Artigo – Camaleão no Buriti

Por Júlio Miragaya, doutor em Desenvolvimento Econômico Sustentável e ex-presidente da Codeplan e do Conselho Federal de Economia.

Causou indignação no meio sindical de Brasília recente discurso proferido pelo governador Ibaneis Rocha aos moradores do Sol Nascente, no qual atacou violentamente os sindicalistas eletricitários, afirmando, entre outros disparates, que a população pobre não tem energia por que o dinheiro ficou nas mãos de meia dúzia de sindicalistas que ficaram com os bolsos cheios. De duas, uma: ou o governador – que fez fortuna defendendo causas trabalhistas para diversos sindicatos – prova suas acusações ou tudo não passará de demagogia, cortina de fumaça para sua absurda intenção de privatizar (doar) a CEB.

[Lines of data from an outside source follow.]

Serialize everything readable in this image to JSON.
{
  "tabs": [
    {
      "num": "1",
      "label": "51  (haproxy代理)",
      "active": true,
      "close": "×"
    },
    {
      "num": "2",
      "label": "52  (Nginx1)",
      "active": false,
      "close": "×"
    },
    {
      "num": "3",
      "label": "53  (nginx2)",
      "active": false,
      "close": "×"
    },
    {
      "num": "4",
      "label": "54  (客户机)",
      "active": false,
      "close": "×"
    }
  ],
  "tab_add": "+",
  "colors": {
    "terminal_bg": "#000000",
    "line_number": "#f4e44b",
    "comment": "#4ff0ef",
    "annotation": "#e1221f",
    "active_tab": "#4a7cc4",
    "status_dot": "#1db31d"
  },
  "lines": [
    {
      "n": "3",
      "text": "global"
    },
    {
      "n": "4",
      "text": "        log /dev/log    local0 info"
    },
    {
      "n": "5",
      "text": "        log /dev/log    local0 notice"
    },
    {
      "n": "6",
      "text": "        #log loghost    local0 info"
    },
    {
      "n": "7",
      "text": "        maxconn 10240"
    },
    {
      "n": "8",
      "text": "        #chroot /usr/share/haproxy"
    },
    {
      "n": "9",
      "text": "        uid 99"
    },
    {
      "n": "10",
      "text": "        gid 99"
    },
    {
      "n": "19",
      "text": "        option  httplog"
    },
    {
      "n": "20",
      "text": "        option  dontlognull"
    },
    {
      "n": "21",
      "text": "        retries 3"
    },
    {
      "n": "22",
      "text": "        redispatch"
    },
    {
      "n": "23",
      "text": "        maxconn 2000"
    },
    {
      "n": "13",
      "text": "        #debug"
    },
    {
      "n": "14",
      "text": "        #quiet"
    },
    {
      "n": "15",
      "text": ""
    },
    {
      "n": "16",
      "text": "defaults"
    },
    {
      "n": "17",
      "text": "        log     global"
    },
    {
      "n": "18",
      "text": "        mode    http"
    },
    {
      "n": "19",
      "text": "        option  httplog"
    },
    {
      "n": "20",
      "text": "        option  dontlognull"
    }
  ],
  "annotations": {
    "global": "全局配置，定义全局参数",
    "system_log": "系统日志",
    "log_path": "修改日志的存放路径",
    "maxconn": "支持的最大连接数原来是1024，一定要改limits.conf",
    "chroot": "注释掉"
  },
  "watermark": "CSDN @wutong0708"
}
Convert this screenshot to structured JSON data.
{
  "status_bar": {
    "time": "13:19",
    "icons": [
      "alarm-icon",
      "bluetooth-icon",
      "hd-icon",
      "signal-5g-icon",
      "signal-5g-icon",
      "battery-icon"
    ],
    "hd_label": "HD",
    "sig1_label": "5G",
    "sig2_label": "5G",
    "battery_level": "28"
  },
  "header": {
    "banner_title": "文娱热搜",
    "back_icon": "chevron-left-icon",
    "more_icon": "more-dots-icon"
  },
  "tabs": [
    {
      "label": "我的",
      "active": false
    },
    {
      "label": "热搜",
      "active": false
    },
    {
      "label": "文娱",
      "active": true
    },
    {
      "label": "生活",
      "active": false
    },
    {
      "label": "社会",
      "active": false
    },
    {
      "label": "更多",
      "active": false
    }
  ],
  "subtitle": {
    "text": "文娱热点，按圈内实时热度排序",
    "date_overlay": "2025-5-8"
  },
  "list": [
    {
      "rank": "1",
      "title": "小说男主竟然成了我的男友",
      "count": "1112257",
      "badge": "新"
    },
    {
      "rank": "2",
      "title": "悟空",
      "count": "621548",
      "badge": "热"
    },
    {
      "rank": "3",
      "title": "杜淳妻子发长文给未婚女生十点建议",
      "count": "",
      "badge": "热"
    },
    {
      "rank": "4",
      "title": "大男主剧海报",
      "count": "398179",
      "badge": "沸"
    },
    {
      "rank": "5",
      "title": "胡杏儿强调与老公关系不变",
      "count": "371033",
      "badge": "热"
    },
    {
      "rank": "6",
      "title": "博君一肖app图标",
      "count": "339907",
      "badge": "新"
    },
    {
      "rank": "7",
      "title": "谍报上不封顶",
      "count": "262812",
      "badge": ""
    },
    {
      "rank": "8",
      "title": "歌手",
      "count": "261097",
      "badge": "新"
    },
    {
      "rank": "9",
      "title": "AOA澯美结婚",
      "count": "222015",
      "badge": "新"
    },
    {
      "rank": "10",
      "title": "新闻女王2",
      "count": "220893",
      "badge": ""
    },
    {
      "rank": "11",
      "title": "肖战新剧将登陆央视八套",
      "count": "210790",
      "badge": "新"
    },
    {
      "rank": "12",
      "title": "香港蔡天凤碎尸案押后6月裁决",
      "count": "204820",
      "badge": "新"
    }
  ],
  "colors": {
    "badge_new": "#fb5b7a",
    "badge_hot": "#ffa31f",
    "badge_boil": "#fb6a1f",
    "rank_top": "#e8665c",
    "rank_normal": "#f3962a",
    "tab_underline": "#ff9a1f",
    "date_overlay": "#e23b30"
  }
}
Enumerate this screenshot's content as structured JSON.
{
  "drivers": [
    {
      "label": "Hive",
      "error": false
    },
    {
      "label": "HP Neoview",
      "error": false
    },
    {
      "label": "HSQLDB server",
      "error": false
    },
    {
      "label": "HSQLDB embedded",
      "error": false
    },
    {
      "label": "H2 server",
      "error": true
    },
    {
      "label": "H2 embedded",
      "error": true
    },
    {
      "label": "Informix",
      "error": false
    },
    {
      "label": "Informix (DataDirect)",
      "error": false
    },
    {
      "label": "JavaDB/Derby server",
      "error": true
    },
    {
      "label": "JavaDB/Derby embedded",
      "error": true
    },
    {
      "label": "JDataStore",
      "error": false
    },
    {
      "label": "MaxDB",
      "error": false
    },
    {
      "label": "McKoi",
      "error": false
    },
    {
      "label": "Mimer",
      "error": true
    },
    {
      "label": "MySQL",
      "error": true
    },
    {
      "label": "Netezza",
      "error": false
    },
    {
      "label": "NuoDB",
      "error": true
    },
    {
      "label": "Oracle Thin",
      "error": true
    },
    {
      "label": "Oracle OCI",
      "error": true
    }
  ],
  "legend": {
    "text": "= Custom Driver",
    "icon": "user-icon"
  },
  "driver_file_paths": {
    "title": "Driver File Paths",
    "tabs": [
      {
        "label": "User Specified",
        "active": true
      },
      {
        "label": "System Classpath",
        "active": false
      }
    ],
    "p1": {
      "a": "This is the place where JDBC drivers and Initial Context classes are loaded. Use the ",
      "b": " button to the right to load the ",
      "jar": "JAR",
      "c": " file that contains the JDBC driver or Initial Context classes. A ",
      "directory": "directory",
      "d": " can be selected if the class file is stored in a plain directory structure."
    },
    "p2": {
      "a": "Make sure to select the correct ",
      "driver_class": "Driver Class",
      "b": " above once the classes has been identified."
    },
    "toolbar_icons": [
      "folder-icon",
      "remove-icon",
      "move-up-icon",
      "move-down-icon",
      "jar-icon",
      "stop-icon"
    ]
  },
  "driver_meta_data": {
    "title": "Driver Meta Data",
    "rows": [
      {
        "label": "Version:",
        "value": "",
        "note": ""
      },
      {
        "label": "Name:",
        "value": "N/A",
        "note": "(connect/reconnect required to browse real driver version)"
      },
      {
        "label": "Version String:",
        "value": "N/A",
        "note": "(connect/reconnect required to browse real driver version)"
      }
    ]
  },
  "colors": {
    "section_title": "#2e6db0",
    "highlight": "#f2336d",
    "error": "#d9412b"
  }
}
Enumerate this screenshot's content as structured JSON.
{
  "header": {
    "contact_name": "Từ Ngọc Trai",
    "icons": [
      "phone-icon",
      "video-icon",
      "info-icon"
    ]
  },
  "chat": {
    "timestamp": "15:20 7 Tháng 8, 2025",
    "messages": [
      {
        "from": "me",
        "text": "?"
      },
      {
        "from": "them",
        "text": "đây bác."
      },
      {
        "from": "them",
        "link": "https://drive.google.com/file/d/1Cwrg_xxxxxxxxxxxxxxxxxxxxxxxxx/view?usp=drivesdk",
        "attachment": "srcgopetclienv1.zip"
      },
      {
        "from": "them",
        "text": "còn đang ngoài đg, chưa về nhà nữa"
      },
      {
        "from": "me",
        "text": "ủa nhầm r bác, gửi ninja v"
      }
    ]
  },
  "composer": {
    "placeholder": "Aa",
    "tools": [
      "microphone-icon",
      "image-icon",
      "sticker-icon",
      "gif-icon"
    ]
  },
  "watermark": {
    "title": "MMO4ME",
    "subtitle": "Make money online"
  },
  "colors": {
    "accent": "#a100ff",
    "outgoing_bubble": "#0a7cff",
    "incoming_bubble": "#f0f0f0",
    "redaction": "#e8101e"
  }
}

Não é a primeira vez que age de forma leviana.  Na campanha eleitoral criticou Rollemberg pela privatização do Hospital de Base, mas tão logo assumiu o GDF, aprofundou o processo de privatização da saúde, delegando a gestão de hospitais a Organizações Sociais. Num debate na TV, prometeu que, caso eleito, geraria nos seis primeiros meses de governo 100 mil empregos com carteira. Eu o alertei que tal promessa era impossível de ser realizada, pois no DF havia 577 mil postos de trabalho com carteira, e que 100 mil postos de trabalho significaria um crescimento de 17% em seis meses numa economia que crescia 1% ao ano. Mas demagogicamente insistiu na promessa e de mim ganhou a alcunha de “Inganeis Rocha”. Não injustamente: Seis meses depois havia onze mil postos de trabalho a menos, que se tornaram 50 mil a menos em março de 2020 (ainda antes da pandemia) e que hoje são 85 mil a menos. Deve hoje, portanto, 185 mil postos de trabalho ao povo.

Ibaneis Rocha, na condição de advogado, sabe muito bem o significado da palavra estelionato, que consta do capítulo VI do Código Penal Brasileiro como Artigo 171, assim definido: “obter, para si ou para outrem, vantagem ilícita, em prejuízo alheio, induzindo ou mantendo alguém em erro, mediante artifício, ardil, ou qualquer outro meio fraudulento”. Mas sabe também que o crime de estelionato envolve apenas os crimes contra o patrimônio, embora o logro, a conduta ardilosa, não ocorra apenas na esfera patrimonial, sendo muito comum na política. Embora há anos tramitem no parlamento projetos que criminalizam o estelionato eleitoral, nenhum ainda foi aprovado, ou seja, estelionato eleitoral não é crime.

O governador Ibaneis pode não ter cometido crime, mas fazer acusações demagógicas ou iludir o eleitor é uma das práticas mais abomináveis da política brasileira. O que o governador talvez não saiba é que estelionato provém do latim stellio, lagarto que muda de cor para iludir os insetos, o nosso conhecido camaleão. Só que os répteis subsistem há 100 milhões de anos, mas os da política costumam não sobreviver a quatro.

 


*O artigo traz a visão do autor e não necessariamente expressa a opinião do Cofecon.